I POETI DELL'ISOLA
Autore Tonino Ansaldo
I FRATELLI RUM
Vi canterò di quei giganti.
Canterò dei trinchetti, alberi maestri, di coperte, opere vive, opere morte, dritti di prora, specchi di poppa, capi di banda di legno tavole distorte.
Canterò di navigli bisognosi d’esser forti contro mari, contro venti dovevan passar prima, tra le mani dei giganti.
Canterò di bompressi finsu’ l’usci lì nei pressi. In secco bastimenti sul cantier di rena nell’ingegno mani messi di lor parenti d’ascia maestri calafatando storia nei larghi comenti
In quel tempo l’immoto silenzio squassava la “ghitarra” tirar sui “vasi” barche col malanno.
Sciolta vecchia colava la pece in fiamme messa dalla “lucerbola” pianta. Utile demone tiranno.
Quindi, nera nuova pece collo “scrupolo” posta dentro ferite stoppa saturava, stagnava il danno.
Cantava la cicala sega col picchio d’un mazzolo. Finsù il poggio l’eco l’alta voce d’un fratello com’aquila in volo.
D’essi la parola di ragion priva e di torto allor vincea l’accordo, sortia sontuosa sulla marina sulle curve sponde. Loro a mezzobusto pur posti tra i “vasi” e le salse onde. Nel sole. Nel verno. In quell’isole sole.
Mai bestemmia fuor veniva. Sul natio granito mai cristiani così certi d’entrar nei celesti regni. Loro immortal giganti di lavor sui legni.

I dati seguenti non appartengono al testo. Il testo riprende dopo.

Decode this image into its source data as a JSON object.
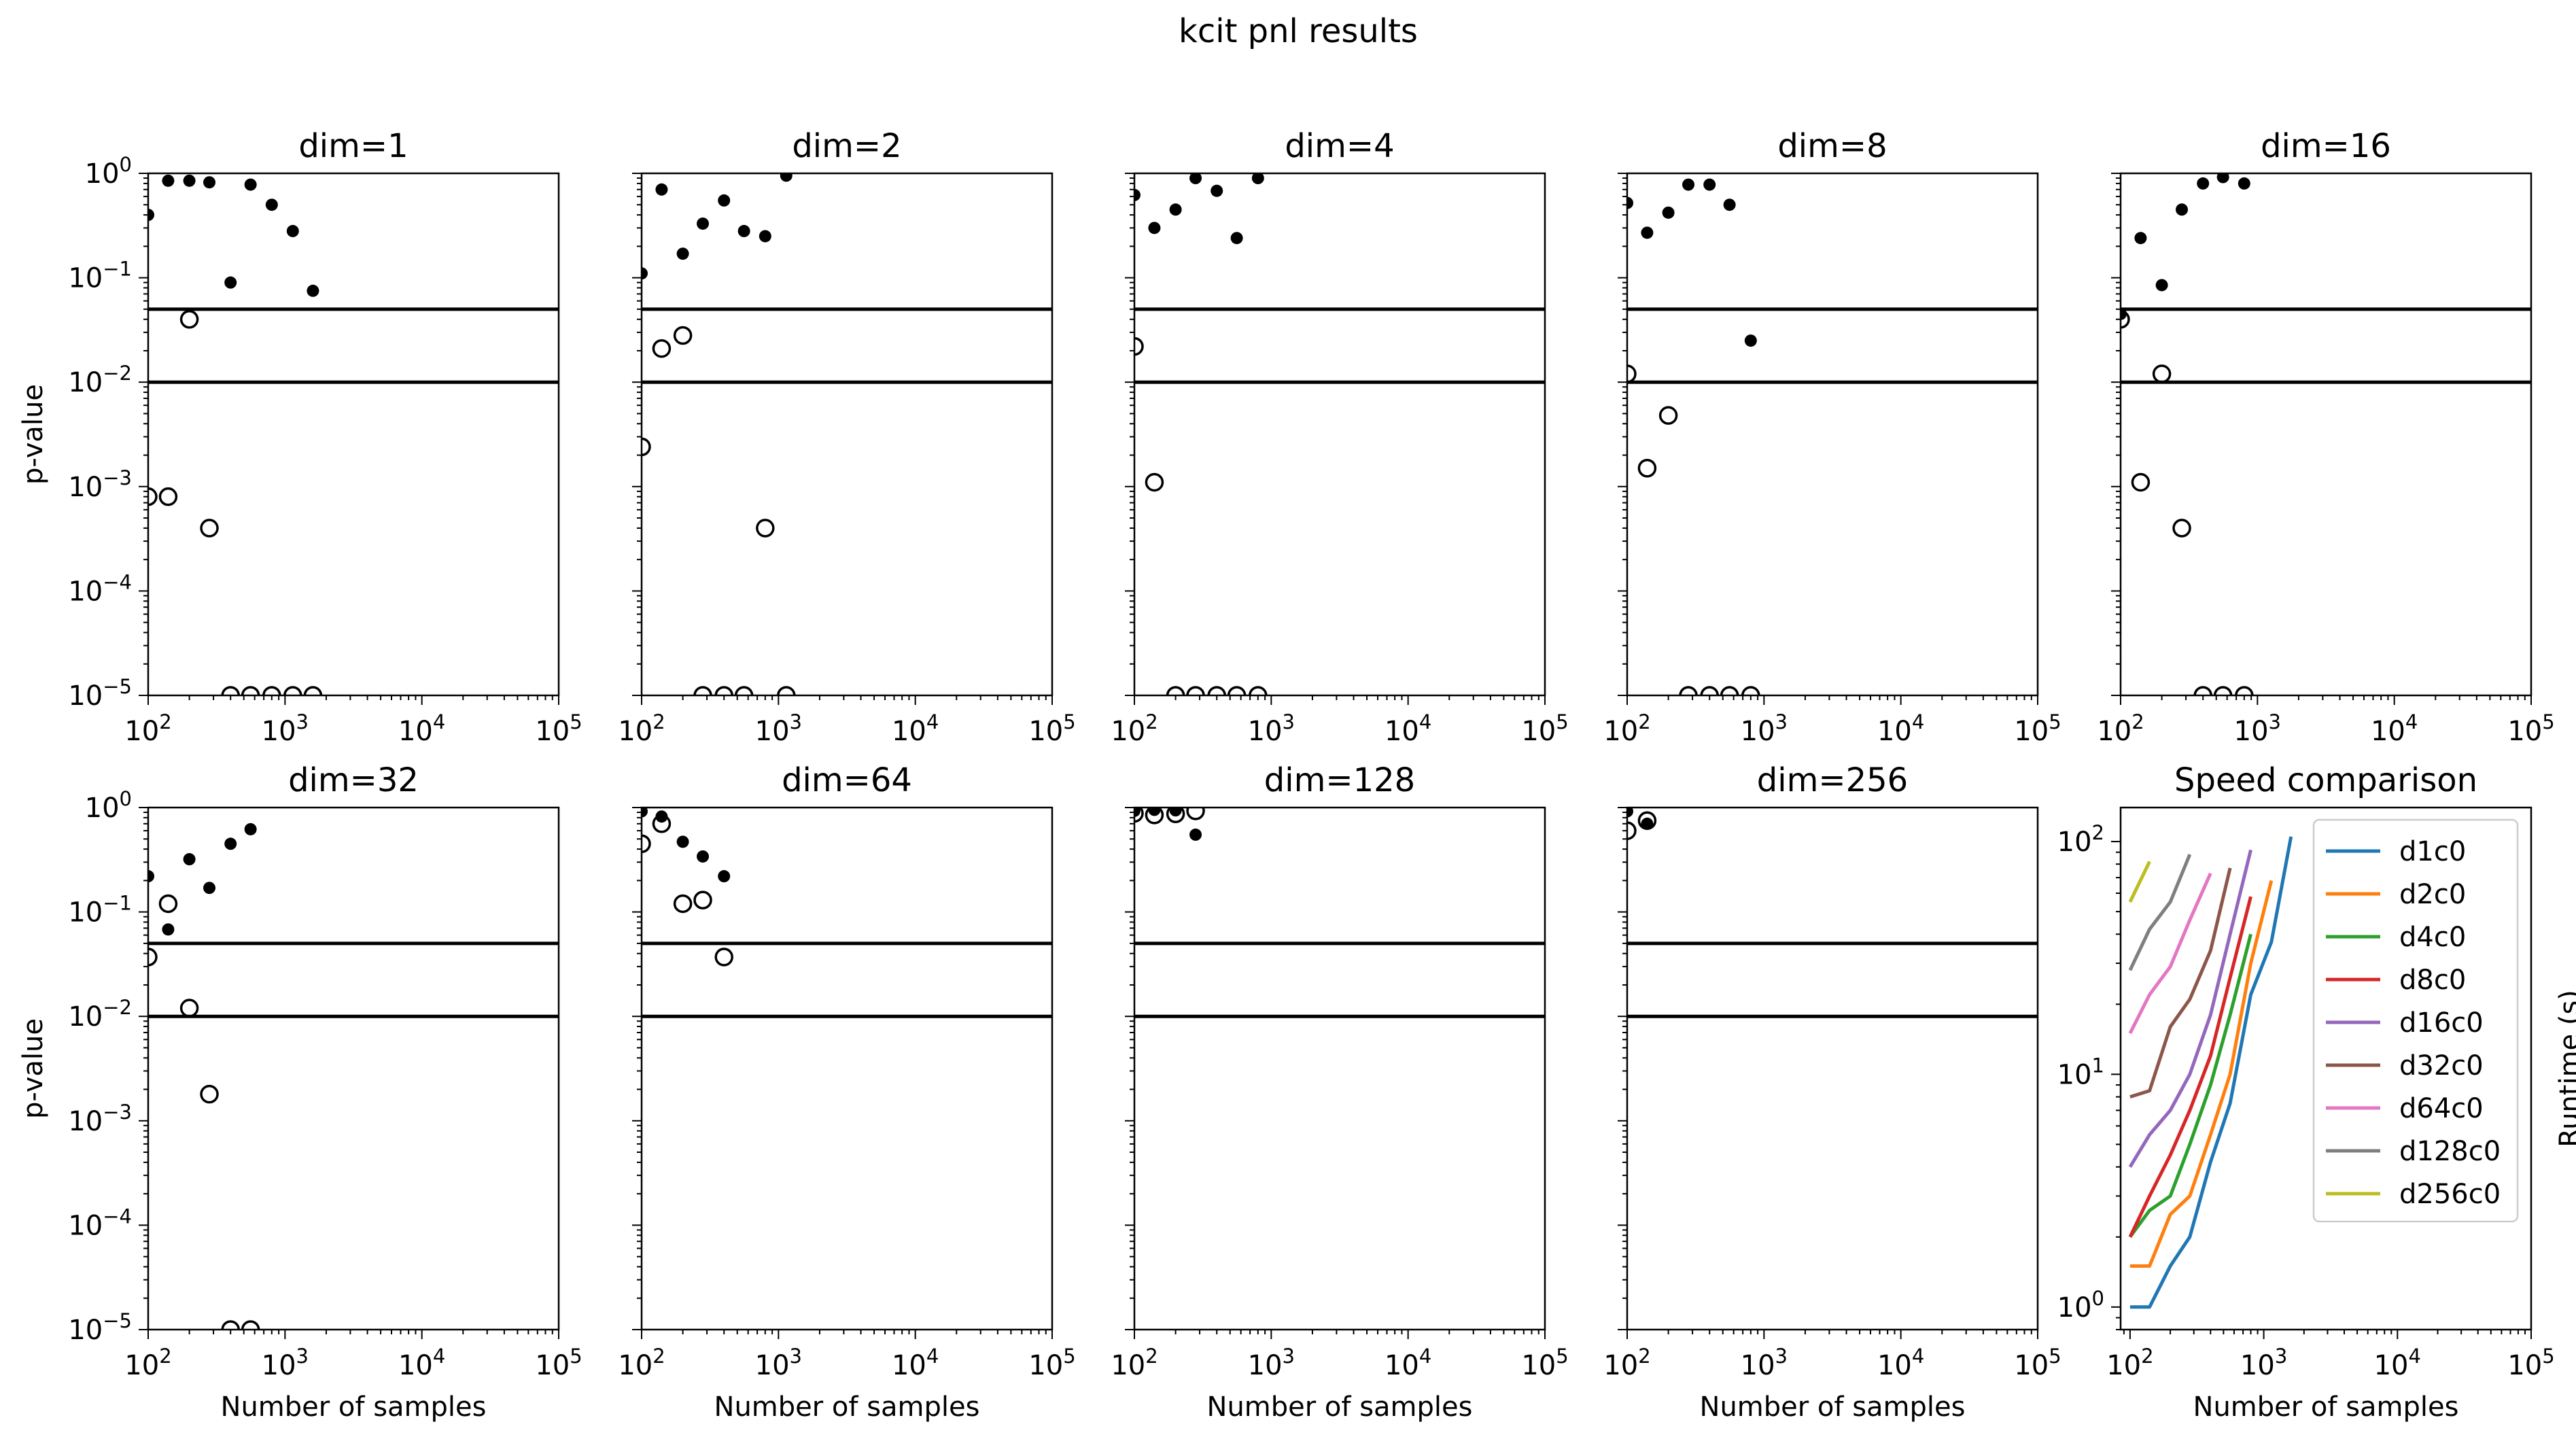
{
  "figure": {
    "title": "kcit pnl results"
  },
  "chart_data": [
    {
      "type": "scatter",
      "title": "dim=1",
      "xlabel": "",
      "ylabel": "p-value",
      "xscale": "log",
      "yscale": "log",
      "xlim": [
        100,
        100000
      ],
      "ylim": [
        1e-05,
        1
      ],
      "xticks": [
        "10^2",
        "10^3",
        "10^4",
        "10^5"
      ],
      "yticks": [
        "10^0",
        "10^-1",
        "10^-2",
        "10^-3",
        "10^-4",
        "10^-5"
      ],
      "hlines": [
        0.05,
        0.01
      ],
      "series": [
        {
          "marker": "filled",
          "points": [
            [
              100,
              0.4
            ],
            [
              140,
              0.85
            ],
            [
              200,
              0.85
            ],
            [
              280,
              0.82
            ],
            [
              400,
              0.09
            ],
            [
              560,
              0.78
            ],
            [
              800,
              0.5
            ],
            [
              1140,
              0.28
            ],
            [
              1600,
              0.075
            ]
          ]
        },
        {
          "marker": "open",
          "points": [
            [
              100,
              0.0008
            ],
            [
              140,
              0.0008
            ],
            [
              200,
              0.04
            ],
            [
              280,
              0.0004
            ],
            [
              400,
              1e-05
            ],
            [
              560,
              1e-05
            ],
            [
              800,
              1e-05
            ],
            [
              1140,
              1e-05
            ],
            [
              1600,
              1e-05
            ]
          ]
        }
      ]
    },
    {
      "type": "scatter",
      "title": "dim=2",
      "xlabel": "",
      "ylabel": "",
      "xscale": "log",
      "yscale": "log",
      "xlim": [
        100,
        100000
      ],
      "ylim": [
        1e-05,
        1
      ],
      "xticks": [
        "10^2",
        "10^3",
        "10^4",
        "10^5"
      ],
      "yticks": [],
      "hlines": [
        0.05,
        0.01
      ],
      "series": [
        {
          "marker": "filled",
          "points": [
            [
              100,
              0.11
            ],
            [
              140,
              0.7
            ],
            [
              200,
              0.17
            ],
            [
              280,
              0.33
            ],
            [
              400,
              0.55
            ],
            [
              560,
              0.28
            ],
            [
              800,
              0.25
            ],
            [
              1140,
              0.95
            ]
          ]
        },
        {
          "marker": "open",
          "points": [
            [
              100,
              0.0024
            ],
            [
              140,
              0.021
            ],
            [
              200,
              0.028
            ],
            [
              280,
              1e-05
            ],
            [
              400,
              1e-05
            ],
            [
              560,
              1e-05
            ],
            [
              800,
              0.0004
            ],
            [
              1140,
              1e-05
            ]
          ]
        }
      ]
    },
    {
      "type": "scatter",
      "title": "dim=4",
      "xlabel": "",
      "ylabel": "",
      "xscale": "log",
      "yscale": "log",
      "xlim": [
        100,
        100000
      ],
      "ylim": [
        1e-05,
        1
      ],
      "xticks": [
        "10^2",
        "10^3",
        "10^4",
        "10^5"
      ],
      "yticks": [],
      "hlines": [
        0.05,
        0.01
      ],
      "series": [
        {
          "marker": "filled",
          "points": [
            [
              100,
              0.62
            ],
            [
              140,
              0.3
            ],
            [
              200,
              0.45
            ],
            [
              280,
              0.9
            ],
            [
              400,
              0.68
            ],
            [
              560,
              0.24
            ],
            [
              800,
              0.9
            ]
          ]
        },
        {
          "marker": "open",
          "points": [
            [
              100,
              0.022
            ],
            [
              140,
              0.0011
            ],
            [
              200,
              1e-05
            ],
            [
              280,
              1e-05
            ],
            [
              400,
              1e-05
            ],
            [
              560,
              1e-05
            ],
            [
              800,
              1e-05
            ]
          ]
        }
      ]
    },
    {
      "type": "scatter",
      "title": "dim=8",
      "xlabel": "",
      "ylabel": "",
      "xscale": "log",
      "yscale": "log",
      "xlim": [
        100,
        100000
      ],
      "ylim": [
        1e-05,
        1
      ],
      "xticks": [
        "10^2",
        "10^3",
        "10^4",
        "10^5"
      ],
      "yticks": [],
      "hlines": [
        0.05,
        0.01
      ],
      "series": [
        {
          "marker": "filled",
          "points": [
            [
              100,
              0.52
            ],
            [
              140,
              0.27
            ],
            [
              200,
              0.42
            ],
            [
              280,
              0.78
            ],
            [
              400,
              0.78
            ],
            [
              560,
              0.5
            ],
            [
              800,
              0.025
            ]
          ]
        },
        {
          "marker": "open",
          "points": [
            [
              100,
              0.012
            ],
            [
              140,
              0.0015
            ],
            [
              200,
              0.0048
            ],
            [
              280,
              1e-05
            ],
            [
              400,
              1e-05
            ],
            [
              560,
              1e-05
            ],
            [
              800,
              1e-05
            ]
          ]
        }
      ]
    },
    {
      "type": "scatter",
      "title": "dim=16",
      "xlabel": "",
      "ylabel": "",
      "xscale": "log",
      "yscale": "log",
      "xlim": [
        100,
        100000
      ],
      "ylim": [
        1e-05,
        1
      ],
      "xticks": [
        "10^2",
        "10^3",
        "10^4",
        "10^5"
      ],
      "yticks": [],
      "hlines": [
        0.05,
        0.01
      ],
      "series": [
        {
          "marker": "filled",
          "points": [
            [
              100,
              0.045
            ],
            [
              140,
              0.24
            ],
            [
              200,
              0.085
            ],
            [
              280,
              0.45
            ],
            [
              400,
              0.8
            ],
            [
              560,
              0.92
            ],
            [
              800,
              0.8
            ]
          ]
        },
        {
          "marker": "open",
          "points": [
            [
              100,
              0.04
            ],
            [
              140,
              0.0011
            ],
            [
              200,
              0.012
            ],
            [
              280,
              0.0004
            ],
            [
              400,
              1e-05
            ],
            [
              560,
              1e-05
            ],
            [
              800,
              1e-05
            ]
          ]
        }
      ]
    },
    {
      "type": "scatter",
      "title": "dim=32",
      "xlabel": "Number of samples",
      "ylabel": "p-value",
      "xscale": "log",
      "yscale": "log",
      "xlim": [
        100,
        100000
      ],
      "ylim": [
        1e-05,
        1
      ],
      "xticks": [
        "10^2",
        "10^3",
        "10^4",
        "10^5"
      ],
      "yticks": [
        "10^0",
        "10^-1",
        "10^-2",
        "10^-3",
        "10^-4",
        "10^-5"
      ],
      "hlines": [
        0.05,
        0.01
      ],
      "series": [
        {
          "marker": "filled",
          "points": [
            [
              100,
              0.22
            ],
            [
              140,
              0.068
            ],
            [
              200,
              0.32
            ],
            [
              280,
              0.17
            ],
            [
              400,
              0.45
            ],
            [
              560,
              0.62
            ]
          ]
        },
        {
          "marker": "open",
          "points": [
            [
              100,
              0.037
            ],
            [
              140,
              0.12
            ],
            [
              200,
              0.012
            ],
            [
              280,
              0.0018
            ],
            [
              400,
              1e-05
            ],
            [
              560,
              1e-05
            ]
          ]
        }
      ]
    },
    {
      "type": "scatter",
      "title": "dim=64",
      "xlabel": "Number of samples",
      "ylabel": "",
      "xscale": "log",
      "yscale": "log",
      "xlim": [
        100,
        100000
      ],
      "ylim": [
        1e-05,
        1
      ],
      "xticks": [
        "10^2",
        "10^3",
        "10^4",
        "10^5"
      ],
      "yticks": [],
      "hlines": [
        0.05,
        0.01
      ],
      "series": [
        {
          "marker": "filled",
          "points": [
            [
              100,
              0.92
            ],
            [
              140,
              0.82
            ],
            [
              200,
              0.47
            ],
            [
              280,
              0.34
            ],
            [
              400,
              0.22
            ]
          ]
        },
        {
          "marker": "open",
          "points": [
            [
              100,
              0.45
            ],
            [
              140,
              0.7
            ],
            [
              200,
              0.12
            ],
            [
              280,
              0.13
            ],
            [
              400,
              0.037
            ]
          ]
        }
      ]
    },
    {
      "type": "scatter",
      "title": "dim=128",
      "xlabel": "Number of samples",
      "ylabel": "",
      "xscale": "log",
      "yscale": "log",
      "xlim": [
        100,
        100000
      ],
      "ylim": [
        1e-05,
        1
      ],
      "xticks": [
        "10^2",
        "10^3",
        "10^4",
        "10^5"
      ],
      "yticks": [],
      "hlines": [
        0.05,
        0.01
      ],
      "series": [
        {
          "marker": "filled",
          "points": [
            [
              100,
              0.93
            ],
            [
              140,
              0.95
            ],
            [
              200,
              0.94
            ],
            [
              280,
              0.55
            ]
          ]
        },
        {
          "marker": "open",
          "points": [
            [
              100,
              0.88
            ],
            [
              140,
              0.85
            ],
            [
              200,
              0.87
            ],
            [
              280,
              0.93
            ]
          ]
        }
      ]
    },
    {
      "type": "scatter",
      "title": "dim=256",
      "xlabel": "Number of samples",
      "ylabel": "",
      "xscale": "log",
      "yscale": "log",
      "xlim": [
        100,
        100000
      ],
      "ylim": [
        1e-05,
        1
      ],
      "xticks": [
        "10^2",
        "10^3",
        "10^4",
        "10^5"
      ],
      "yticks": [],
      "hlines": [
        0.05,
        0.01
      ],
      "series": [
        {
          "marker": "filled",
          "points": [
            [
              100,
              0.92
            ],
            [
              140,
              0.7
            ]
          ]
        },
        {
          "marker": "open",
          "points": [
            [
              100,
              0.6
            ],
            [
              140,
              0.75
            ]
          ]
        }
      ]
    },
    {
      "type": "line",
      "title": "Speed comparison",
      "xlabel": "Number of samples",
      "ylabel": "Runtime (s)",
      "xscale": "log",
      "yscale": "log",
      "xlim": [
        85,
        100000
      ],
      "ylim": [
        0.8,
        140
      ],
      "xticks": [
        "10^2",
        "10^3",
        "10^4",
        "10^5"
      ],
      "yticks": [
        "10^0",
        "10^1",
        "10^2"
      ],
      "legend": "top-right",
      "series": [
        {
          "name": "d1c0",
          "color": "#1f77b4",
          "points": [
            [
              100,
              1.0
            ],
            [
              140,
              1.0
            ],
            [
              200,
              1.5
            ],
            [
              280,
              2.0
            ],
            [
              400,
              4.2
            ],
            [
              560,
              7.5
            ],
            [
              800,
              22
            ],
            [
              1140,
              37
            ],
            [
              1600,
              105
            ]
          ]
        },
        {
          "name": "d2c0",
          "color": "#ff7f0e",
          "points": [
            [
              100,
              1.5
            ],
            [
              140,
              1.5
            ],
            [
              200,
              2.5
            ],
            [
              280,
              3.0
            ],
            [
              400,
              5.5
            ],
            [
              560,
              10
            ],
            [
              800,
              30
            ],
            [
              1140,
              68
            ]
          ]
        },
        {
          "name": "d4c0",
          "color": "#2ca02c",
          "points": [
            [
              100,
              2.0
            ],
            [
              140,
              2.6
            ],
            [
              200,
              3.0
            ],
            [
              280,
              5.0
            ],
            [
              400,
              9.0
            ],
            [
              560,
              18
            ],
            [
              800,
              40
            ]
          ]
        },
        {
          "name": "d8c0",
          "color": "#d62728",
          "points": [
            [
              100,
              2.0
            ],
            [
              140,
              3.0
            ],
            [
              200,
              4.5
            ],
            [
              280,
              7.0
            ],
            [
              400,
              12
            ],
            [
              560,
              26
            ],
            [
              800,
              58
            ]
          ]
        },
        {
          "name": "d16c0",
          "color": "#9467bd",
          "points": [
            [
              100,
              4.0
            ],
            [
              140,
              5.5
            ],
            [
              200,
              7.0
            ],
            [
              280,
              10
            ],
            [
              400,
              18
            ],
            [
              560,
              40
            ],
            [
              800,
              92
            ]
          ]
        },
        {
          "name": "d32c0",
          "color": "#8c564b",
          "points": [
            [
              100,
              8.0
            ],
            [
              140,
              8.5
            ],
            [
              200,
              16
            ],
            [
              280,
              21
            ],
            [
              400,
              34
            ],
            [
              560,
              77
            ]
          ]
        },
        {
          "name": "d64c0",
          "color": "#e377c2",
          "points": [
            [
              100,
              15
            ],
            [
              140,
              22
            ],
            [
              200,
              29
            ],
            [
              280,
              46
            ],
            [
              400,
              73
            ]
          ]
        },
        {
          "name": "d128c0",
          "color": "#7f7f7f",
          "points": [
            [
              100,
              28
            ],
            [
              140,
              42
            ],
            [
              200,
              55
            ],
            [
              280,
              88
            ]
          ]
        },
        {
          "name": "d256c0",
          "color": "#bcbd22",
          "points": [
            [
              100,
              55
            ],
            [
              140,
              82
            ]
          ]
        }
      ]
    }
  ]
}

Immortal giganti e noti assai. Dai vicini lidi sul gran sale venivino foresti dai RUM fratelli. In Giglio tiravino all’asciutto malati i lor battelli.
Bagnava l’ansonaco il misero ristoro. Di gallette, salatacciughe, tonnina, cipolle e pomodoro.
Nessuno avea il comando. né il colto PAOLO né il capo era ARMANDO. Non era CINO la mente tantomeno CLEMENTE. Né ordini dava OLIMPIO. Né ordini dava FILIPPO.
Ampia la piaggia fermo il vento sgombro di nubi il firmamento.
Dal monte di fronte grande madre Chiusa dal suo mantello calava salubre la pace sul mar di cristallo, sul porto rifugio amor, fierro di cavallo.
Tutto quell’oro tutto quel silenzio loro.
Scendeva su ali di gabbiani rompendosi nelle risa di costoro.